Another driver of robotic technology adoption in spinal surgery will be the consumer. Many patients seek cutting-edge solutions for their spinal problems, even if unproven, including lasers, stem cells, and robotics. While neurosurgery is not the same as many retail industries, patients are asking about and demanding minimally invasive approaches and advanced technologies in neurosurgery on an ever-increasing basis.

Ultimately, I believe that robotics will become commonplace in spinal surgery. Neurosurgeons in training and those still early in their careers will embrace the latest technological advances in imaging, registration, motion control, and user interfaces that enable navigation and robotic-assisted surgery. Even older surgeons may see a benefit to incorporating this technology into their workflow. No longer should robots be feared as devices designed to replace workers, but rather, as useful tools for surgeons that can help elevate their art.



1) Galloway RL, Jr. The process and development of image-guided procedures. Annu Rev Biomed Eng. 2001;3:83-108.

2) Keles GE, Anderson B, Berger MS. The effect of extent of resection on time to tumor progression and survival in patients with glioblastoma multiforme of the cerebral hemisphere. Surg Neurol. Oct 1999;52(4):371-379.

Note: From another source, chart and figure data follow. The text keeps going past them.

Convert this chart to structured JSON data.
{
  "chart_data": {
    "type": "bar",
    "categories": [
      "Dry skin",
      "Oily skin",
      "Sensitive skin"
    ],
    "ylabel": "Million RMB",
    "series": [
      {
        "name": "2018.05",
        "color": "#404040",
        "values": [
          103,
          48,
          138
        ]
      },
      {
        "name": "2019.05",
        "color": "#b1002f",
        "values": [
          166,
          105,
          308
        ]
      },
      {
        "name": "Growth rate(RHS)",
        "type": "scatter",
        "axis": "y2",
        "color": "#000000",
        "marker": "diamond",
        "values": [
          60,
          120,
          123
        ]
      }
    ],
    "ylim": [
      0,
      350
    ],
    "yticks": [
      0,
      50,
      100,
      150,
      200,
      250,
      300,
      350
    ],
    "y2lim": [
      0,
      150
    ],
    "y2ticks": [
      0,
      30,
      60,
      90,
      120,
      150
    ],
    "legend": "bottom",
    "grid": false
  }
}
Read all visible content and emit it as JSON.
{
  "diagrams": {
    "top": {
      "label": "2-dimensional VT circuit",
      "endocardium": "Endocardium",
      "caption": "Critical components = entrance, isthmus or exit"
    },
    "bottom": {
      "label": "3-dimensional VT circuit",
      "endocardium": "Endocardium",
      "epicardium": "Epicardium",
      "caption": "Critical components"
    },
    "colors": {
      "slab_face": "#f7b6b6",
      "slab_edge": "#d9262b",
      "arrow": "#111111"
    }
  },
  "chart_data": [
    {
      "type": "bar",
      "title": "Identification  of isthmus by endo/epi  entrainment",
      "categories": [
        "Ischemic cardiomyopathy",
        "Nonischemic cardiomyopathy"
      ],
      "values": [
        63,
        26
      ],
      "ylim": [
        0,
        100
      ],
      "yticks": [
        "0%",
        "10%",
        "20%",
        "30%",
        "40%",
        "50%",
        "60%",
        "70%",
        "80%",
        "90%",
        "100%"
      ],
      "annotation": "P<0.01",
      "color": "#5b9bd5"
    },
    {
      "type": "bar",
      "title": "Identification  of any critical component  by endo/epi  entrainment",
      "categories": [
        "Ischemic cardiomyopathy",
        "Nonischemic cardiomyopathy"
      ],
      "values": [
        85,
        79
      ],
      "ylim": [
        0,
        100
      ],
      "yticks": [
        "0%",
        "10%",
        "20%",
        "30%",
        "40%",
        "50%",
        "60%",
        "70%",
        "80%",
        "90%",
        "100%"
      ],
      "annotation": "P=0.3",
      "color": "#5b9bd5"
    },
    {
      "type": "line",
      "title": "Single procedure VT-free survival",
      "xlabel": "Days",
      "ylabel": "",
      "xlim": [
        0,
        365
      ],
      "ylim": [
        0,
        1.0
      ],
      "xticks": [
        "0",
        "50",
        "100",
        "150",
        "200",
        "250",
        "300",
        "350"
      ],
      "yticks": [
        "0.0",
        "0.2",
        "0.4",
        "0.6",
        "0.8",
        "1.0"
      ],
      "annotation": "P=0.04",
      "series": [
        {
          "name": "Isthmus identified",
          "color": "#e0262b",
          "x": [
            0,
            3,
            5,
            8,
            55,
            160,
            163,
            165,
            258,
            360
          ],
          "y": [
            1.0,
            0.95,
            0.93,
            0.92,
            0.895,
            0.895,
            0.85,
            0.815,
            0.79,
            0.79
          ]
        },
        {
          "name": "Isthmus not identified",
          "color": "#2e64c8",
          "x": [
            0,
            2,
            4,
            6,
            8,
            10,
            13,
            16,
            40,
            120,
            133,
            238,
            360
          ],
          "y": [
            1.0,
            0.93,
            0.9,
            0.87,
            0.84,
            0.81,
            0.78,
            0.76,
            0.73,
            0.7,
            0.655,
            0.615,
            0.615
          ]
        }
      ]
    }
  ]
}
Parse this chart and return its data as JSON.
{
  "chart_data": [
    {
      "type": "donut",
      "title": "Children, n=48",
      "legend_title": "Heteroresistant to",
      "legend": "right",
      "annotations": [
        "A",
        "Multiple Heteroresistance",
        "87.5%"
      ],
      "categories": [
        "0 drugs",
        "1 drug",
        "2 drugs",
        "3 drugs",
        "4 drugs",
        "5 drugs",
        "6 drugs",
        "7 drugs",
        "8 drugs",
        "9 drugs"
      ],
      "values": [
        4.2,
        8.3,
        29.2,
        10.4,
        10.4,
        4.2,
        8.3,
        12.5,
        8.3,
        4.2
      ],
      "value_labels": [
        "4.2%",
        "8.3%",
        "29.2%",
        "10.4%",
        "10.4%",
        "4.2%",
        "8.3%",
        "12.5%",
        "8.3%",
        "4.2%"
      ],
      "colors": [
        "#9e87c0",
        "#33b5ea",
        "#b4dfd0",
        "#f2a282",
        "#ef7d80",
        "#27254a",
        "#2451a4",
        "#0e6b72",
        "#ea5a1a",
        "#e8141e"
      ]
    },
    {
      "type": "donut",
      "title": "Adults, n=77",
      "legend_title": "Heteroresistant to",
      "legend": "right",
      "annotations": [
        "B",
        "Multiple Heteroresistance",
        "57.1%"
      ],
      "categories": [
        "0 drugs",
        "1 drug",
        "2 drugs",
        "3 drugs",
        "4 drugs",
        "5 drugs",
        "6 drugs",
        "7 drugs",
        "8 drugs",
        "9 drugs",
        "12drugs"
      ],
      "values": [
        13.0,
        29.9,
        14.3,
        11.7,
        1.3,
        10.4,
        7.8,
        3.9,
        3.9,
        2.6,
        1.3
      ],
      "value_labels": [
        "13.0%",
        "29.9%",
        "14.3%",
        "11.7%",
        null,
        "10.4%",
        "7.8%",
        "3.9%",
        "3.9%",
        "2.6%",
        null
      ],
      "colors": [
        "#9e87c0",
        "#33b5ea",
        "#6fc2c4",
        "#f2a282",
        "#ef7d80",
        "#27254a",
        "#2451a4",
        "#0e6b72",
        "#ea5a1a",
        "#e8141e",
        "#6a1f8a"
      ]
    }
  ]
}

3) Kosugi Y, Watanabe E, Goto J, et al. An articulated neurosurgical navigation system using MRI and CT images. IEEE Trans Biomed Eng. Feb 1988;35(2): 147-152.

4) Choo AD, Regev G, Garfin SR, Kim CW. Surgeons’ perceptions of spinal navigation: analysis of key factors affecting the lack of adoption of spinal navigation technology. SAS J. 2008;2(4):189-194.

5) Tian NF, Huang QS, Zhou P, et al. Pedicle screw insertion accuracy with different assisted methods: a systematic review and meta-analysis of comparative studies. Eur Spine J. Jun 2011;20(6):846-859.

6) Joseph JR, Smith BW, Liu X, Park P. Current applications of robotics in spine surgery: a systematic review of the literature. Neurosurg Focus. May 2017;42(5):E2.